To the question: what went wrong, no one seems to have the answer. The theories range from general opposition to the major parties (and thus a protest vote in favour of the FN) to opposition against the government’s new centrist economic programme. I am always sceptical of those who claim to know why voters have made the decision they have, whether it is to vote for a particular party, or simply to stay at home. I find the theory that people are angry and frustrated and have used both the FN and abstention as channels for that anger to be the most convincing. This seems to me supported by the low turnout, by the failure of the Socialist government to bring about real economic recovery and by the fact that, whilst the FN has scored well in these elections, their score in national elections (whilst improving due to better targeting of their efforts in the first past the post system in the legislative elections) remains modest.
How can President Hollande respond to this?

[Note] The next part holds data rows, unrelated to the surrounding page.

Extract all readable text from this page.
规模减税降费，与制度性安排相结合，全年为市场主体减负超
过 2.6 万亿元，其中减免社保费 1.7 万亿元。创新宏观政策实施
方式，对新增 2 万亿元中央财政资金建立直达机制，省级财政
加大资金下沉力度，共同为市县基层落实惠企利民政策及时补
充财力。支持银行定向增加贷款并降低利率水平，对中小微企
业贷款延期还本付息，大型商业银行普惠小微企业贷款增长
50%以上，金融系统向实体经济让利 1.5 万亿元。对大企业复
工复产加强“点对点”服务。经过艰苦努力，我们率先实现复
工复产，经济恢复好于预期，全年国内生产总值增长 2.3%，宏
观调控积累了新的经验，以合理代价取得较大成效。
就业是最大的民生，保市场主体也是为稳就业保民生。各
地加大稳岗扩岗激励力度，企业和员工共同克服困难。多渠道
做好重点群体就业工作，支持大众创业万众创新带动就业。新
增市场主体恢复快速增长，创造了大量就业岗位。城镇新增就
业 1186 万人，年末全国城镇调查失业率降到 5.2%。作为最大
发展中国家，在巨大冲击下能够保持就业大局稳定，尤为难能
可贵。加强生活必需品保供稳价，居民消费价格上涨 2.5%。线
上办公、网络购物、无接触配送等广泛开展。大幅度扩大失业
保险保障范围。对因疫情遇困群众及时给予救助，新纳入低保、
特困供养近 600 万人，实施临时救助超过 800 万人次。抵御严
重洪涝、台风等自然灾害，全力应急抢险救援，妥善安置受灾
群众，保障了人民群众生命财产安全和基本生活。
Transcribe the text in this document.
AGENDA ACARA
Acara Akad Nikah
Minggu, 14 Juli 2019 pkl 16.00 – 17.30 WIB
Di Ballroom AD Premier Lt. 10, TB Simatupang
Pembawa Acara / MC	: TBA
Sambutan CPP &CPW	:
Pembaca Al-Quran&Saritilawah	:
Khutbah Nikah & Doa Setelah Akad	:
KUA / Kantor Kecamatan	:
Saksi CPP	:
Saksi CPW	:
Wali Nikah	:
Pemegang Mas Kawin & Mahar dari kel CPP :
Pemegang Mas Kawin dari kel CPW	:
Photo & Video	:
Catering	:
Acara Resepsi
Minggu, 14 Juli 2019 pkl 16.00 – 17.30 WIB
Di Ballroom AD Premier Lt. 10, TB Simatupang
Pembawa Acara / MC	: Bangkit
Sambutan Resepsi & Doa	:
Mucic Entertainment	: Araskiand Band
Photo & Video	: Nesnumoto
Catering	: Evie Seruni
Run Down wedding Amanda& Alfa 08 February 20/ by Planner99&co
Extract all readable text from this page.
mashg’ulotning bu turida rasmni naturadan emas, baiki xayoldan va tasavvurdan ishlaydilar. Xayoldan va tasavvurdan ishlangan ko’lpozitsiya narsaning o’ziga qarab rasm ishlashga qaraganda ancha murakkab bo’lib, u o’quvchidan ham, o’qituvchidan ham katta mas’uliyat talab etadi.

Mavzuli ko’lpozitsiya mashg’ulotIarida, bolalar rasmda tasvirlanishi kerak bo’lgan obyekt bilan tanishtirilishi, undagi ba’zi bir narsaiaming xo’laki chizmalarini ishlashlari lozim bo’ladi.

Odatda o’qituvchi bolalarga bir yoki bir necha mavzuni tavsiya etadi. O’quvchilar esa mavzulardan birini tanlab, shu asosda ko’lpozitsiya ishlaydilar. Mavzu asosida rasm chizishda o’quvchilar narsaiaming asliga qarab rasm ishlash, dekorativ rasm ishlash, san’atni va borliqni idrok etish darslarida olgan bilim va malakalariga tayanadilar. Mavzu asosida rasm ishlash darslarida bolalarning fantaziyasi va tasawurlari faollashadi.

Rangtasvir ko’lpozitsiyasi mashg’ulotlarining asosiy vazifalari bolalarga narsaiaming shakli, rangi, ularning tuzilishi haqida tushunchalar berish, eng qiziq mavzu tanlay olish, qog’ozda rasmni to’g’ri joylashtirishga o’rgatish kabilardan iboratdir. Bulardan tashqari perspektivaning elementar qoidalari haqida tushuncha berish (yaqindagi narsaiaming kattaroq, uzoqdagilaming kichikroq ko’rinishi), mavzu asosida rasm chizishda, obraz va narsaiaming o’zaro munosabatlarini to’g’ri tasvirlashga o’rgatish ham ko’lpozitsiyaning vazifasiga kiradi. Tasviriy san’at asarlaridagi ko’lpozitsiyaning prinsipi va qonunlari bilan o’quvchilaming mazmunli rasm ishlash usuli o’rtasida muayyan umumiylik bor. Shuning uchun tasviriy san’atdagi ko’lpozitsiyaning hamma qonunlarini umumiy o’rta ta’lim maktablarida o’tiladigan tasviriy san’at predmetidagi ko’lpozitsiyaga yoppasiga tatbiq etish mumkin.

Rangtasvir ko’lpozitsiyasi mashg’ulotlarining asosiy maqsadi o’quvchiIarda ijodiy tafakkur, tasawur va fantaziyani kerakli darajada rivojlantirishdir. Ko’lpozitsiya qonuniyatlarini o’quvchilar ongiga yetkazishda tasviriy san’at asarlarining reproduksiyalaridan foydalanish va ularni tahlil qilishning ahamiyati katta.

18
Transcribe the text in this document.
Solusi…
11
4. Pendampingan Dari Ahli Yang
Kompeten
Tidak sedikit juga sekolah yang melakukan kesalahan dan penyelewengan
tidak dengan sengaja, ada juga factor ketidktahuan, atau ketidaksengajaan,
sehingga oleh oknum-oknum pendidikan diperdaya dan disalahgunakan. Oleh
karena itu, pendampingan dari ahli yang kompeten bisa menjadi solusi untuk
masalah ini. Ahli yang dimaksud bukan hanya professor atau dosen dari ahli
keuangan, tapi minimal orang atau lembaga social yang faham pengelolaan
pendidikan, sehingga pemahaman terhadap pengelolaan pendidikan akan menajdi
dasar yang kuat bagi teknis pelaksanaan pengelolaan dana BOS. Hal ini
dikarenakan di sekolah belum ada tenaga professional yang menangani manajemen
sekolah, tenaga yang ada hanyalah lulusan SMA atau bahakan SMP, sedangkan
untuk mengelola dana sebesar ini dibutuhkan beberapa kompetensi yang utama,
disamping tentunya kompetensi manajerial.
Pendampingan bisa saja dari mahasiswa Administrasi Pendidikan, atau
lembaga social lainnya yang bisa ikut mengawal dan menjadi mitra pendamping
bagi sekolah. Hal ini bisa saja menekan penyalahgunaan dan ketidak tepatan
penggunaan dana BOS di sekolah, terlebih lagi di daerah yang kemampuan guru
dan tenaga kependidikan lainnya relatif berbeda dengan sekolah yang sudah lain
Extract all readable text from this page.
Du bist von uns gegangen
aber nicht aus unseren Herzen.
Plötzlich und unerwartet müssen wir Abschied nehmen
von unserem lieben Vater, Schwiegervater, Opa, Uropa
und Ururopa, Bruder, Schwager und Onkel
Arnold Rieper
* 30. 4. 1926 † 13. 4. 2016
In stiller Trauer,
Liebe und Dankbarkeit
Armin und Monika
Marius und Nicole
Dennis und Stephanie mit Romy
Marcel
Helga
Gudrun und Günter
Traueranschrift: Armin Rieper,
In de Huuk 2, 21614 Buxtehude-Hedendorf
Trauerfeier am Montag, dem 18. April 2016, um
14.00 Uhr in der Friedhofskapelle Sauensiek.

His television speech of 26 May was somewhat empty, and with good reason: short of a revolution at the European level that would see a widespread investment plan to reinject money back into the European economies that are suffering from excessive taxation and squeezes on public spending, he has no cards left to play. He has changed government, something that was supposed to temper the defeat at the European elections and failed, he has affirmed his Social Democratic programme both in his January press conference and his choice of Manuel Valls, and he seems determined to wait out the worst of the crisis until growth returns.
Valls seems more determined to be activist in the face of a failure to stem unemployment, which shot up again in April, and a stagnant economy, with growth that flatlined the first quarter of this year. There is talk of suspending the triggers for additional obligations on businesses (long claimed by employers to stop businesses from employing more workers to avoid triggering the obligation to have a works’ council and workers’ representatives). Tax cuts are coming for the poorly paid, reversing some of the increases that Hollande himself imposed since 2012. A predicted reform of the habitation tax, the main form of local taxation for individuals, should add a greater level of progressivity.
Above all, Hollande seems convinced that the way to grab the political initiative is by reforming the administrative map of France. More on whether this will be effective later, but what is clear is that it has grabbed both the political and national imagination. The risk is that the imminent fudge of what will be a fiercely complicated reform will fail to convince anyone of its ability to streamlined decisions and generate savings.
There is growing talk within Socialist ranks of a “Hollande problem”. Opinion polls show Hollande sinking to 3% of voting attentions in a hypothetical first round for the next Presidential Election. Some talk of holding a primary for the Socialist candidate or even openly ditching Hollande and replacing him with Valls for 2017. In light of the opposition, and the inability to find any credible alternative, doubling down seems to be the order of the day. The territorial reform, tax cuts and tweaking the Labour Code might produce short term results. But the plan for the rest of the three years is unclear. It needs to become clear, and fast.